Quand on est rendu à vouloir »franciser » les dépanneurs coréens ou les nettoyeurs salvadoriens au nom de la pérennité du français c’est qu’on se fout complètement de la loi des conséquences inattendues.
Votre définition de défense vigoureuse peut facilement correspondre à celle de loi tatillonne émanant de quelqu’un qui ne partage pas votre perspective excessivement pessimiste.
Vous exigez que M. Lussier précise sa pensée alors que c’est clair comme de l’eau de roche ce qu’il veut dire mais vous nous sortez des lois françaises obscures pour démontrer quoi au juste ?
…parce que nous aurons une société vibrante et riche, des forêts et des lacs propres et sauvages, des artistes, des scientifiques et des intellectuels rayonnants, une politique authentique, des jeunes ambitieux, une économie qui fesse dans le dash, un art de vivre —
Je suis preneur, sauf que la seule façon d’obtenir ça, dans un marché mondialisé et incorporé, c’est d’avoir la propriété de nos ressources et de promouvoir la valorisation de celle-ci, sur place.
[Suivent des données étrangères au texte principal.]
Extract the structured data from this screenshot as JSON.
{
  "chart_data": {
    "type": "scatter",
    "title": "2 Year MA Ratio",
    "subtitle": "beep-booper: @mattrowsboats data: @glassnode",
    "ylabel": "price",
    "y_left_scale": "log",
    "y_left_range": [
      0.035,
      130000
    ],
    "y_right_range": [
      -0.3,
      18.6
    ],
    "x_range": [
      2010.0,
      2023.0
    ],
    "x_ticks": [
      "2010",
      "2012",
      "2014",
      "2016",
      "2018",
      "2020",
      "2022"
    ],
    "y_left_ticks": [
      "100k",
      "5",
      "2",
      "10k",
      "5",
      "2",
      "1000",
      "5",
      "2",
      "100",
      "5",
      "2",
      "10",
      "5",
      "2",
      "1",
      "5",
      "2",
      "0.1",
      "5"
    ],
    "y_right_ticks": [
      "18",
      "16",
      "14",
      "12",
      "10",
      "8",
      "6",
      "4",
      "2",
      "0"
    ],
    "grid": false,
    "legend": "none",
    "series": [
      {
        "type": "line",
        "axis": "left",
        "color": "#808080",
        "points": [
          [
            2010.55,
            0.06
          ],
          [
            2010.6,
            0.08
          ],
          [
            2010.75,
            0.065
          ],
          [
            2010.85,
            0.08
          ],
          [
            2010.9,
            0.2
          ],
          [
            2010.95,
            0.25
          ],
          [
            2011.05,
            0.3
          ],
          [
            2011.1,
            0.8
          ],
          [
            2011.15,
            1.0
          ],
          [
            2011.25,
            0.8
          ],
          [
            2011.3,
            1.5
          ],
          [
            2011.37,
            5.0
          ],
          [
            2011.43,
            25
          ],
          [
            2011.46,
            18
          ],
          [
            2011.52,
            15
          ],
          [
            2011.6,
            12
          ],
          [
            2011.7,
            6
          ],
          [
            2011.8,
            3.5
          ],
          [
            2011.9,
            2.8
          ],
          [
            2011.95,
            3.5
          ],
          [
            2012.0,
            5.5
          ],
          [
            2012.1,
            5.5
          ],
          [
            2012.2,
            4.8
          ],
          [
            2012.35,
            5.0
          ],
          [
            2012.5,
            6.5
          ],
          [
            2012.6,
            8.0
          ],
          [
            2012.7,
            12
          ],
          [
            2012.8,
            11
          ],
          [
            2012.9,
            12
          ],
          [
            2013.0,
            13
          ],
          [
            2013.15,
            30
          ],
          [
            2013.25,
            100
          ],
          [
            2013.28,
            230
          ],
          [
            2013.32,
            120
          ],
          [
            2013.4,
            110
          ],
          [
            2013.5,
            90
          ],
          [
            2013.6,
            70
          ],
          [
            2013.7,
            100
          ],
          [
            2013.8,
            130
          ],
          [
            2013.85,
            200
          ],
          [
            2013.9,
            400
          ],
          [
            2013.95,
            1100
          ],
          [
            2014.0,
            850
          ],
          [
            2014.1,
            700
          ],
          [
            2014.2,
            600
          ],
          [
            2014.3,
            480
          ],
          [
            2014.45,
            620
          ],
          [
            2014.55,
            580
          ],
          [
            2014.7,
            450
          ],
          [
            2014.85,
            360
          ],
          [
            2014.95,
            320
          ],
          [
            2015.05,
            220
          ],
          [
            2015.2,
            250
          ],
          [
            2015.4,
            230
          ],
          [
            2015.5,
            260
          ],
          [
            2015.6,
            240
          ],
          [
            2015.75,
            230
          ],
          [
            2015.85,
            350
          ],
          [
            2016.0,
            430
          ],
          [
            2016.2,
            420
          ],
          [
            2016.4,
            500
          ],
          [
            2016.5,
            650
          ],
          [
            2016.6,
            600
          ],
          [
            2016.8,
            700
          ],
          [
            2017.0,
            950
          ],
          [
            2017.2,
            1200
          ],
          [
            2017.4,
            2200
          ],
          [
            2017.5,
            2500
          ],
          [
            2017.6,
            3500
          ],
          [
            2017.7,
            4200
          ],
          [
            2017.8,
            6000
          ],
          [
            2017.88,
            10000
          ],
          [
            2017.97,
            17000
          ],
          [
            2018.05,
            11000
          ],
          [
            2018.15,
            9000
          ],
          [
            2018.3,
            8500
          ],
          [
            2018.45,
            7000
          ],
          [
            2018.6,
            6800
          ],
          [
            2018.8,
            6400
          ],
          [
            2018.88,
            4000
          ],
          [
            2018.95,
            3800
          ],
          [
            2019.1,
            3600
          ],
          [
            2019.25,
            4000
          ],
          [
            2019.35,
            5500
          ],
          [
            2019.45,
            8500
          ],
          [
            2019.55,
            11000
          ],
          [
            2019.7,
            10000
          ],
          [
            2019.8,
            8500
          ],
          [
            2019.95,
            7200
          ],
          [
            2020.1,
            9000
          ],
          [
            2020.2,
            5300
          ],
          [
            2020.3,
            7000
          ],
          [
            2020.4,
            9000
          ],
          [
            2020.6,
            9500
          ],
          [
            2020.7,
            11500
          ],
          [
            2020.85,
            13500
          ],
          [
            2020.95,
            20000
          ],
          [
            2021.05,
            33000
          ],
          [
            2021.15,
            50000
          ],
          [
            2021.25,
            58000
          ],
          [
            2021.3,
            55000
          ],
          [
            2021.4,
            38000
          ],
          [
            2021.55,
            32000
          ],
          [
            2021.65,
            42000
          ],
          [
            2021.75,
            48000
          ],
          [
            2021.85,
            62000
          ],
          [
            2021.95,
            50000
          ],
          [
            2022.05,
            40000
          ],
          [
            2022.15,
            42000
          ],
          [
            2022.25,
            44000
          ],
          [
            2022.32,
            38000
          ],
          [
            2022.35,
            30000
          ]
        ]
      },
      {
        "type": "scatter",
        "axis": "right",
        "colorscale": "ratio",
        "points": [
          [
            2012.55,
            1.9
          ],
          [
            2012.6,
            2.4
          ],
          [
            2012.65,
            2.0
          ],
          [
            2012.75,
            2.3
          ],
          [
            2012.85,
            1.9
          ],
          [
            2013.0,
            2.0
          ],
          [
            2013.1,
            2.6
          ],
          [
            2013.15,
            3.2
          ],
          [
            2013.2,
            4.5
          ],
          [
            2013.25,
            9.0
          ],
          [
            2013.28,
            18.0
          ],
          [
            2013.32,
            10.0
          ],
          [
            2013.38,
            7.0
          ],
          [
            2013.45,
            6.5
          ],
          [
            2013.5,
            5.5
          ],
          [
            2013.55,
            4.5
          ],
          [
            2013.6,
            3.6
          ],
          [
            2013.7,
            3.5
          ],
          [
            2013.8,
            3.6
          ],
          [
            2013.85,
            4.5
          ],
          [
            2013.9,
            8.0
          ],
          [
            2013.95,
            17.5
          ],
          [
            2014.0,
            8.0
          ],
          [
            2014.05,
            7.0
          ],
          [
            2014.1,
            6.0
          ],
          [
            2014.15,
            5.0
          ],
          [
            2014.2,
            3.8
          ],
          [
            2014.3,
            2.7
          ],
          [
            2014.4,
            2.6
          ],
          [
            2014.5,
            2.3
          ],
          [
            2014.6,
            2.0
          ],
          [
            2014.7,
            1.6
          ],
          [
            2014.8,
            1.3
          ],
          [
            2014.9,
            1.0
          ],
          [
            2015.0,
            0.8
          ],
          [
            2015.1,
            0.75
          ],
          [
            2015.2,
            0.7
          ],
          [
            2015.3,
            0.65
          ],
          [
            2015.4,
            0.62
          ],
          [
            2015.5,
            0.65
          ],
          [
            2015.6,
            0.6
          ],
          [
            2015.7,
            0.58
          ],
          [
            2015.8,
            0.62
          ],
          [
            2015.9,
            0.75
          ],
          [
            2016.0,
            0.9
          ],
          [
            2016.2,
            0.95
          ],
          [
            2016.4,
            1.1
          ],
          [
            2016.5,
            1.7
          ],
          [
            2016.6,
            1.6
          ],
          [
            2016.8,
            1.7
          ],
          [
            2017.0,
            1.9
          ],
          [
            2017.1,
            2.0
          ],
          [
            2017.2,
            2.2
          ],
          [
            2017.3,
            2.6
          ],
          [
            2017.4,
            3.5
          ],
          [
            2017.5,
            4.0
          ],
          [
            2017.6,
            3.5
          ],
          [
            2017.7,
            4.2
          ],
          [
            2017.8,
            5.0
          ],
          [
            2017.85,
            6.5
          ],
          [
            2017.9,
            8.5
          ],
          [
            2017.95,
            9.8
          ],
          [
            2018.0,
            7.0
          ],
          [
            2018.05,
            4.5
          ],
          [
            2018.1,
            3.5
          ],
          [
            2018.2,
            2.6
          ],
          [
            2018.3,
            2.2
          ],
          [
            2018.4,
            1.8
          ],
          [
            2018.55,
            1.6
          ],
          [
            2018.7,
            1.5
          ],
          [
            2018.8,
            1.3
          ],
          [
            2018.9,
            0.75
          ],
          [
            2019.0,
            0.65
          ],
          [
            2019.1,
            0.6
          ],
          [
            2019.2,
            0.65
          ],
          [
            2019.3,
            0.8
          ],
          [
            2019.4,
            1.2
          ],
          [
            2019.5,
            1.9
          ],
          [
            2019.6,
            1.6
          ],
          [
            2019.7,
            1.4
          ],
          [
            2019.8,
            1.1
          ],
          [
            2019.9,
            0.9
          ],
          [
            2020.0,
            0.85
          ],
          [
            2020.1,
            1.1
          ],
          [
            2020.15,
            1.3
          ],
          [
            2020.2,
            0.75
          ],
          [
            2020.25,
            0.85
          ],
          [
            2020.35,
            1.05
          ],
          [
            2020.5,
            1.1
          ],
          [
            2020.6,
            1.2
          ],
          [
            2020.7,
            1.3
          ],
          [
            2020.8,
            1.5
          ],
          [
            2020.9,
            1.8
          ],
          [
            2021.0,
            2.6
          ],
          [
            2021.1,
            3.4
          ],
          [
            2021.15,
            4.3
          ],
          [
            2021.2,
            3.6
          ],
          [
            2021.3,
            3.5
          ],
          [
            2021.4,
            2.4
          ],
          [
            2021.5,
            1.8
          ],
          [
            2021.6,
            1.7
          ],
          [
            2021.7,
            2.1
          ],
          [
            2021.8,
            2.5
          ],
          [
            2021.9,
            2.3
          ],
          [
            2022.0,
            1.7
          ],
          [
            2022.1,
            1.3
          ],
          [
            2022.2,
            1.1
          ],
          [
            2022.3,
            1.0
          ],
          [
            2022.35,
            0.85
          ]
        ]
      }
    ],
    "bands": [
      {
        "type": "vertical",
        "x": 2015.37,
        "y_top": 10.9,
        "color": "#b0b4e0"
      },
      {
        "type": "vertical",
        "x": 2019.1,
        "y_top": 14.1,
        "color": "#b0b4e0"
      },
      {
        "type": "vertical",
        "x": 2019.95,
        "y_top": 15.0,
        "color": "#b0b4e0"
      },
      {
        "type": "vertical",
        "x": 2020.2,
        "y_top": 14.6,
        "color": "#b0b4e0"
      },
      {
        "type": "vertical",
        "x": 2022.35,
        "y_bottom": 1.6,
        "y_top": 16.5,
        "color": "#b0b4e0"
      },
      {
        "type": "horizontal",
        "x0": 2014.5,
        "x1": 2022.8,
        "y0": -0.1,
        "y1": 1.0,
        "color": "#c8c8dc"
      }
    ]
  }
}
Sinon, ce que vous désirez restera du pelletage de nuage, avec perpétuation de la privatisation des profits et nationalisation des pertes et pots cassés à la clé. Bref, rien pour nous sortir du trou !
«Ne pas battre en retraite, dans ce contexte, ça veut dire se tenir debout et tirer son épingle du jeu plutôt que de se barricader chez soi, la tête dans le sable.»
Traduction: soit on adopte l’internationalisme naïf de la gauche bobo (idiote utile de la droite libérale mondialisée), soit on s’enferme chez soi.
C’est pour cela que je ne pourrai me considérer «de gauche»: cette propension à s’attribuer le monopole du bien commun et de l’intérêt collectif.